Debate sobre a implementação da telemedicina no Brasil

Enviada em 07/12/2020

É certo que a pandemia da coronavírus levou a diversas mudanças sociais, sobretudo no campo da saúde, com ampla introdução da telemedicina em caráter emergencial. A partir disso, é fundamental discutir a implementação dessa modalidade de forma geral, uma vez que ela possui benefícios- rapidez e facilidades- e desafios- impossibilidade de alcançar indivíduos que não possuem internet, sobretudo. Logo, o governo precisa amenizar os obstáculos que dificultam o acesso à ferramenta em pauta.

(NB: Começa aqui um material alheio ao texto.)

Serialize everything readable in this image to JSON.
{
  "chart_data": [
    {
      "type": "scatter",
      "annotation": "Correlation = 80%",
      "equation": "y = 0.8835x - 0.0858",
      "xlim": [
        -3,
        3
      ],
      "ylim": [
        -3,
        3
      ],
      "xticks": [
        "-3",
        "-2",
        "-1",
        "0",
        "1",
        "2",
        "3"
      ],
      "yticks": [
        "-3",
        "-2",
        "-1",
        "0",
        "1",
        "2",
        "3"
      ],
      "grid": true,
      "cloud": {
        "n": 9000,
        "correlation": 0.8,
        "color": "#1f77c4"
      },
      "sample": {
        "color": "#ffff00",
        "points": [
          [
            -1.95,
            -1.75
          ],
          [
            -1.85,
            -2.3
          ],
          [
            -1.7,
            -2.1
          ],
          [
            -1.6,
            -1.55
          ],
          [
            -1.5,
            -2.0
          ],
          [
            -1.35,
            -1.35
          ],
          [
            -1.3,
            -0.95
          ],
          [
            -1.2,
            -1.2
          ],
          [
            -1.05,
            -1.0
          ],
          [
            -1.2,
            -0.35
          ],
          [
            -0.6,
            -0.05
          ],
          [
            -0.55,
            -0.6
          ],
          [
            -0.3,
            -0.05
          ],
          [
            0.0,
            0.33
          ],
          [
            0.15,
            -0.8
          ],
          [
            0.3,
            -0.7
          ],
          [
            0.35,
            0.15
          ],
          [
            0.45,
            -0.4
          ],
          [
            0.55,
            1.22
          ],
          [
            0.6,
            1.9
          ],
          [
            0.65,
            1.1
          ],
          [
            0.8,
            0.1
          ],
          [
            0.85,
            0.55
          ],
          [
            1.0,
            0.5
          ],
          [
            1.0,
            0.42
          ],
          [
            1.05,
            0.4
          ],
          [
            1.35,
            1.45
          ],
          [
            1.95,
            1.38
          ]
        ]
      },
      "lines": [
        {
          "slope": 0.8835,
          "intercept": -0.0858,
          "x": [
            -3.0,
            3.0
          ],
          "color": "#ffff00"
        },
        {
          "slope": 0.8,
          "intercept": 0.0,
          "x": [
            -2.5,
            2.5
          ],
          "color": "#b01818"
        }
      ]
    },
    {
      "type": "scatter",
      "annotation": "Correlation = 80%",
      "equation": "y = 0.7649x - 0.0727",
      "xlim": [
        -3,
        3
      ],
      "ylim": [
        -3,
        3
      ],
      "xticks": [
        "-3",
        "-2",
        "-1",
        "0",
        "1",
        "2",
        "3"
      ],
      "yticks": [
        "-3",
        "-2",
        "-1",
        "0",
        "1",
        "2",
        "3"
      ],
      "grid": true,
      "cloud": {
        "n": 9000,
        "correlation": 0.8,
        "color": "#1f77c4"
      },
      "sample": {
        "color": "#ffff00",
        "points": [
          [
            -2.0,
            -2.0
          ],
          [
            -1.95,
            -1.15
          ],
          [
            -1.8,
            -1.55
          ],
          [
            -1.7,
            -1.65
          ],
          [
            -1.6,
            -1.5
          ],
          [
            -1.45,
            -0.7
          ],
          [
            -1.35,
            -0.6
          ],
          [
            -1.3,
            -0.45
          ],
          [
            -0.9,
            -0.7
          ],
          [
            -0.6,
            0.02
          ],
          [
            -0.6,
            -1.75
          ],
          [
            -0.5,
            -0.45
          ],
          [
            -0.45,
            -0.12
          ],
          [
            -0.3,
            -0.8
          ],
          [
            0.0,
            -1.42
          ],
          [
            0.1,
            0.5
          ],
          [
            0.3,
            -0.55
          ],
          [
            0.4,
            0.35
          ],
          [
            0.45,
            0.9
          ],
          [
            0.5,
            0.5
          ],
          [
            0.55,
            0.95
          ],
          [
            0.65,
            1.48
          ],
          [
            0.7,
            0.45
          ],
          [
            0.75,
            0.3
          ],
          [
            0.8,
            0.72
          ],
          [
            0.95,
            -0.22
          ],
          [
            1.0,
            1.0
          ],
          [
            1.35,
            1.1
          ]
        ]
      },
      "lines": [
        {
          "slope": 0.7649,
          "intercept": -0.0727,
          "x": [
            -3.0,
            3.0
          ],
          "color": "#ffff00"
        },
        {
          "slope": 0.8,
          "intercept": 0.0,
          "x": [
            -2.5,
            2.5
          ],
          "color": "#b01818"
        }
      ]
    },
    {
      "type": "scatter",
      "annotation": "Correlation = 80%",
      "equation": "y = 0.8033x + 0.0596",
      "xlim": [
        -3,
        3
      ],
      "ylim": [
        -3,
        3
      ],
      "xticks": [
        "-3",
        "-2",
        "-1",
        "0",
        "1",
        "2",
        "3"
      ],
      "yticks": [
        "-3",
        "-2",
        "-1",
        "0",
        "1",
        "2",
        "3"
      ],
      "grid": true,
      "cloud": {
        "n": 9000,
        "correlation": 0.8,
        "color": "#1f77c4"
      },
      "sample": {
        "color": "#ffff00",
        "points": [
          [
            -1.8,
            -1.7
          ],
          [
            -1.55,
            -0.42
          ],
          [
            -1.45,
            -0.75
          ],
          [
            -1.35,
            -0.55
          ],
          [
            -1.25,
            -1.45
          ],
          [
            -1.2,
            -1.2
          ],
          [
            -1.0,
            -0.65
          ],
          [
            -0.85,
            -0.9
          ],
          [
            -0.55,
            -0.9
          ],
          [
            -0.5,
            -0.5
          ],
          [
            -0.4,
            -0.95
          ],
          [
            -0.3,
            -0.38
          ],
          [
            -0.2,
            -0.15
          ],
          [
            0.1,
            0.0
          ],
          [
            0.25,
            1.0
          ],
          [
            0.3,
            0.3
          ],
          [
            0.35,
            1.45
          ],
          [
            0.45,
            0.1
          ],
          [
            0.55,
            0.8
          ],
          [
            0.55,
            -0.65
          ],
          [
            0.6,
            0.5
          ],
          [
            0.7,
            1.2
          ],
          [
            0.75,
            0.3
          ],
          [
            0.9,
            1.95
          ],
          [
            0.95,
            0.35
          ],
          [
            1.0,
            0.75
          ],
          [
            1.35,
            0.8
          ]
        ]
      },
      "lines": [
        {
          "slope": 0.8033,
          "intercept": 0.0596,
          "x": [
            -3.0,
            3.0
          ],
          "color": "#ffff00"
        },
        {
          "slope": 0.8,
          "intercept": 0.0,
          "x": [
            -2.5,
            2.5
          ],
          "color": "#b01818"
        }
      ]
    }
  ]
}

A princípio, a implantação da telemedicina é benéfica, uma vez que ela possibilita atendimento a pessoas que vivem em regiões remotas, onde a densidade médica é baixa. Nesse cenário, vale citar que, de acordo com dados veiculados pela demografia médica em 2018, há apenas cerca de 1,3 médicos a cada 1000 habitantes nas cidades do interior. Assim, a implantação da telemedicina nessas áreas possibilita o atendimento médico remotamente. Ademais, outra vantagem é a diminuição do tempo de espera em filas nos hospitais para atendimentos simples, além da redução dos deslocamentos para apresentação de exames já requisitados pelos médicos. Dificuldades no atendimento são preocupantes, uma vez que muitas pessoas deixam de buscar as consultas pelos obstáculos até apresentados até consegui-las. Em suma, a telemedicina precisa ser efetivamente regulamentada e introduzida, a fim de que beneficie grande parte da população.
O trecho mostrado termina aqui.